US Senator Bob Corker, the Republican chairman of the Senate Foreign Relations Committee, urged US President Donald Trump's administration on Monday to work closely with European allies as it develops its new Iran policy.

"This is something that can only work if the administration exercises tremendous diplomacy with our European allies," Corker told reporters as the Senate returned to the Capitol for the first time since Trump announced his Iran policy, according to Reuters.

Trump defied both allies and adversaries on Friday by refusing to certify that Iran is complying with an international agreement on its nuclear program, and threatened that he might ultimately terminate the accord.

Corker is leading an effort in Congress to write legislation setting new conditions for the US role in the pact, such as automatically reimposing sanctions if Iran is deemed to be within one year of developing a nuclear weapon.

Tehran says nuclear arms have no place in its defense doctrine.

Details have not been finalized, but the plan's outline raised concerns that it might cause Washington—not Tehran—to violate the deal reached with Britain, France, Germany, Russia, China, Iran and the European Union.

Corker said Democratic senators told him that Washington must work with Europe.

Trump's fellow Republicans control the Senate and House of Representatives, but their Senate majority is so narrow that most legislation needs Democratic votes to pass.

European Union foreign ministers meeting in Luxembourg on Monday reaffirmed their support for the nuclear pact and said failure to uphold it could have serious consequences for regional peace, and undermine efforts to check North Korea's nuclear ambitions.

Corker said he had tried to convince European officials that the news on Iran was not all bad.

"I ... shared with them that, look, if I were them, I'd look at this as 'the glass is half full', he didn't withdraw from the JCPOA [the nuclear deal], and that's step one," Corker said.

He described efforts underway in Washington as a chance to address "deficiencies" in the nuclear pact, in which Iran agreed to curb its nuclear work in exchange for sanctions relief.

Every Republican in Congress, as well as some Democrats, opposed the accord when it was reached by former Democratic president, Barack Obama's administration in 2015.

***Total Termination Possible

AFP cited Trump as saying on Monday that a "total termination" of the Iran nuclear deal remains possible.

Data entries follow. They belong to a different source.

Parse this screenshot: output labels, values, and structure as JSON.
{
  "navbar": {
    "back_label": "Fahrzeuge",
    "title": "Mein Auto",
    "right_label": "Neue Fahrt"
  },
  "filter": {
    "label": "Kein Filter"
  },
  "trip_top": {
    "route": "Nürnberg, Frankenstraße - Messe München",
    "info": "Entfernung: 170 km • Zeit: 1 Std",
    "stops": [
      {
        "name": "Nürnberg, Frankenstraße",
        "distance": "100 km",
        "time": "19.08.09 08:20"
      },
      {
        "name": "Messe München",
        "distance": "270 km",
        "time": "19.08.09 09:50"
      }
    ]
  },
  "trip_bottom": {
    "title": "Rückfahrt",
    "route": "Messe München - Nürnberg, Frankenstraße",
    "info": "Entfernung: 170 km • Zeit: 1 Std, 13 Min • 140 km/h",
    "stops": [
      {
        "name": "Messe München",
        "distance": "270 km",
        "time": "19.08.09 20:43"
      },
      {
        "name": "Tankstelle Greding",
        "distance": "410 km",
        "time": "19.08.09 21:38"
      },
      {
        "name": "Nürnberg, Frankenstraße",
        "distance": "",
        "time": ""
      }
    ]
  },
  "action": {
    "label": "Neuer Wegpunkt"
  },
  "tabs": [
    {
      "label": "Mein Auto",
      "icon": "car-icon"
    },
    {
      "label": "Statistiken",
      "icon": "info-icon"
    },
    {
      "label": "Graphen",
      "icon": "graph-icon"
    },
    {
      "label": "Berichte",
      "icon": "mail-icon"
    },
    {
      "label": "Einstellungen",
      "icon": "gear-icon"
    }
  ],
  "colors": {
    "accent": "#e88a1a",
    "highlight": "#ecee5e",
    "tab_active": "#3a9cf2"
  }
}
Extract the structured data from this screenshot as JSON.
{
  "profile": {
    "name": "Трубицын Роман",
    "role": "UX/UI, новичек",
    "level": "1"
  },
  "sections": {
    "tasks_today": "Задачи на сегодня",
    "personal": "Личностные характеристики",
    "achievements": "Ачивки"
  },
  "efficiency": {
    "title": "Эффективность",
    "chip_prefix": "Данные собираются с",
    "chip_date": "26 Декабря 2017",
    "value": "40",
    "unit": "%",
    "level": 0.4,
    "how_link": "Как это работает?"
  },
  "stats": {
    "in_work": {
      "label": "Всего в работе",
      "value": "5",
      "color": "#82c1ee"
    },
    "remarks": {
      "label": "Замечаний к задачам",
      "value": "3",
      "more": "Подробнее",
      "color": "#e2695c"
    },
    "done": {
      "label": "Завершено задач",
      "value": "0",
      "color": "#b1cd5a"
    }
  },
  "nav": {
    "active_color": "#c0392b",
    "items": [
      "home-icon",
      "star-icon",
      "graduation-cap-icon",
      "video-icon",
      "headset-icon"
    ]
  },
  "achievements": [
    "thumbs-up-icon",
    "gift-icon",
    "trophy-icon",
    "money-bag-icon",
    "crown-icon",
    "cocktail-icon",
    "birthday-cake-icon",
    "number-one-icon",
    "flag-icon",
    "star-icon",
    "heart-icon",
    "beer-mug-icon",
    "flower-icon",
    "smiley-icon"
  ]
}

His comments came as the EU announced it was sending its chief diplomat to Washington next month to try to save the agreement.

Speaking to reporters ahead of a Cabinet meeting, Trump said, "I feel strongly about what I did. I'm tired of being taken advantage of. It might be total termination; that's a real possibility, some would say that's a greater possibility."

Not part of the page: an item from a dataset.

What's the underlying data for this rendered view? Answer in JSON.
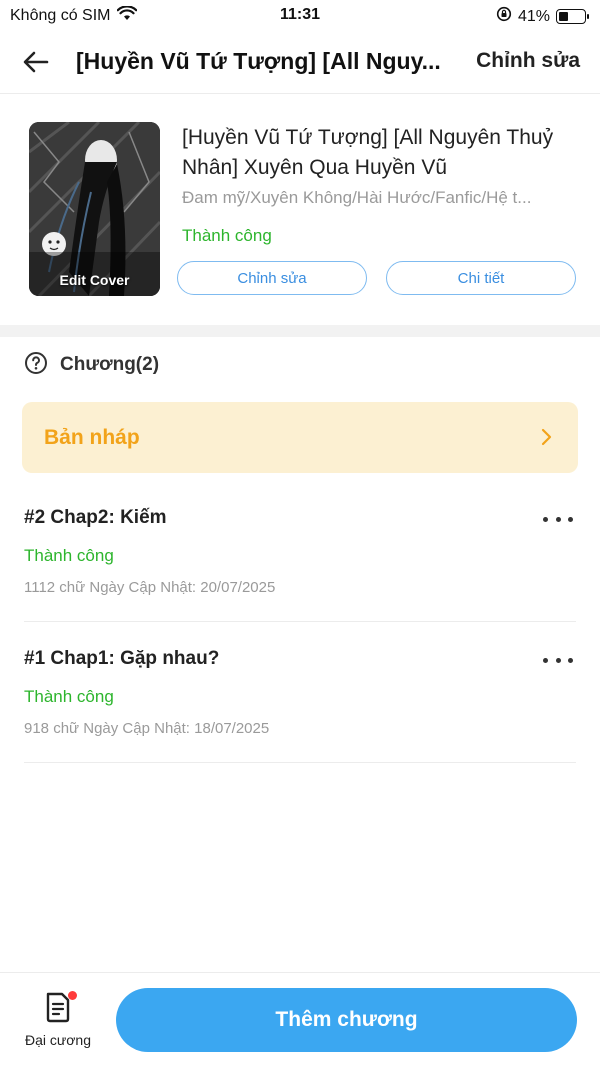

But he also appeared to leave the door open for a new deal, while praising the negotiation skills of his Iranian counterparts.

"It also could turn out to be very positive. We'll see what happens," he said.

"I thought the tone of the Iranian leaders was very modified and I was happy to see that but I don't know if that means anything. They're great negotiators; they negotiated a phenomenal deal for themselves, but a horrible deal for the United States."

Federica Mogherini, the EU's foreign policy head, said on Monday she would "be in Washington in early November" to urge US lawmakers not to pull out of the deal.

There is broad support among US lawmakers for fresh pressure on Iran over its missile development and regional activities in the region, factors that Trump claims violate the "spirit" of the agreement.

Western diplomats say European powers share some of these concerns but believe they should be dealt with in other forums and warn it would be a mistake to sacrifice the nuclear deal.